Maria Park has continued to explore how we, as viewers, experience our world indirectly through filters such as film, popular culture, and the constant trafficking of information on the internet. For Counter Nature Park turns her eye toward our exposure to our national treasures. Parkland is constructed nature and our interaction with it is mediated by park rules and regulations and cannot be appreciated with complete freedom of movement. The subject provides fertile ground for the artist’s explorations of perception and experience.
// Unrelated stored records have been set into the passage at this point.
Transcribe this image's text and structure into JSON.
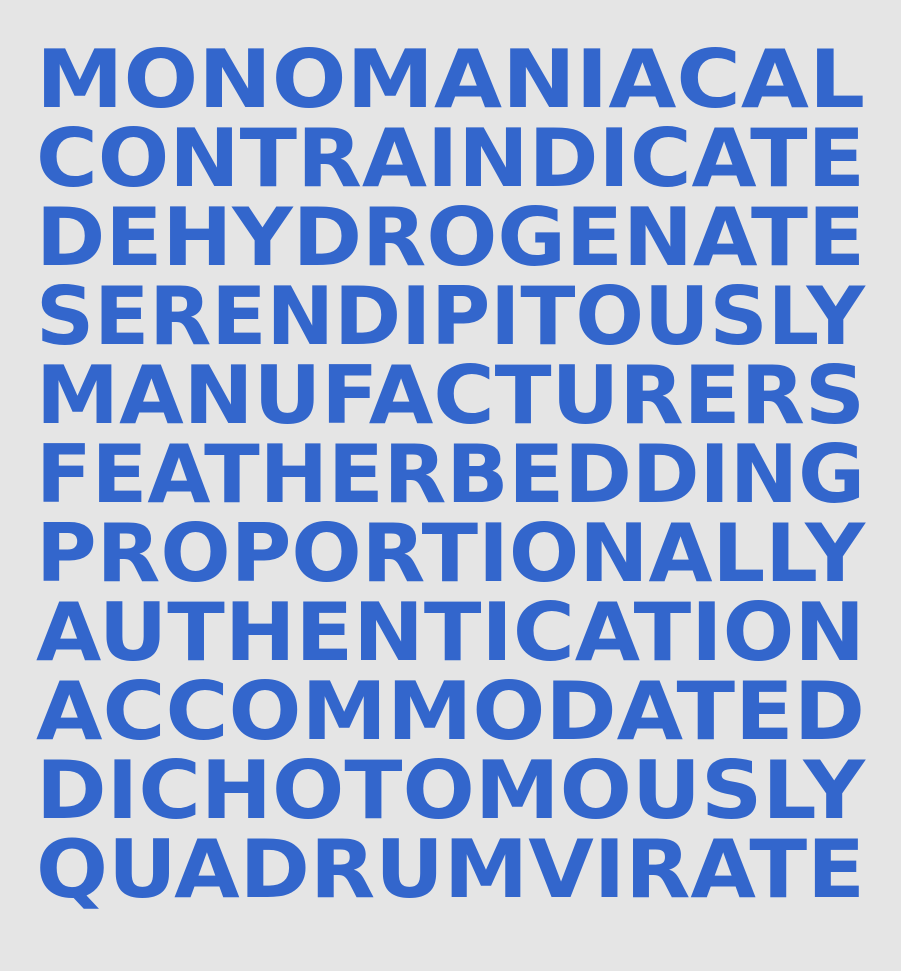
{
  "colors": {
    "background": "#e5e5e5",
    "text": "#3366cc"
  },
  "words": [
    "MONOMANIACAL",
    "CONTRAINDICATE",
    "DEHYDROGENATE",
    "SERENDIPITOUSLY",
    "MANUFACTURERS",
    "FEATHERBEDDING",
    "PROPORTIONALLY",
    "AUTHENTICATION",
    "ACCOMMODATED",
    "DICHOTOMOUSLY",
    "QUADRUMVIRATE"
  ]
}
Quoting from the artist’s statement: “Counter Nature is based on photographs from visits to national parks that offer a vantage point outside of the anticipated encounter with nature.” Rather than the commanding views for which a park is recognized, the artist shifts our vision to include the view of the parking lot that leads to the park’s highlights. The artist’s meticulously layered and constructed painting style, and insertion of architectural drawing, details and gestures, breaks apart the visual hierarchy of the landscape into multiple possible areas of focus. The inclusion of both 2-dimensional paintings and 3-dimensional objects in Counter Nature offers insight into the artist’s conceptual reading of our perceptions of nature and the effects of technology and memory on our experiences.Maria Park says of this recent body of works that she is creating “landscapes for the inertial tourist.”
In 2009 Park exhibited her special installation “Manifest Destiny” at the Museum of Art, Seoul National University, Korea. She has had a solo exhibition at The Kemper Museum of Contemporary Art in Kansas City, Missouri, and is a 2003 recipient of the Joan Mitchell Foundation MFA Award.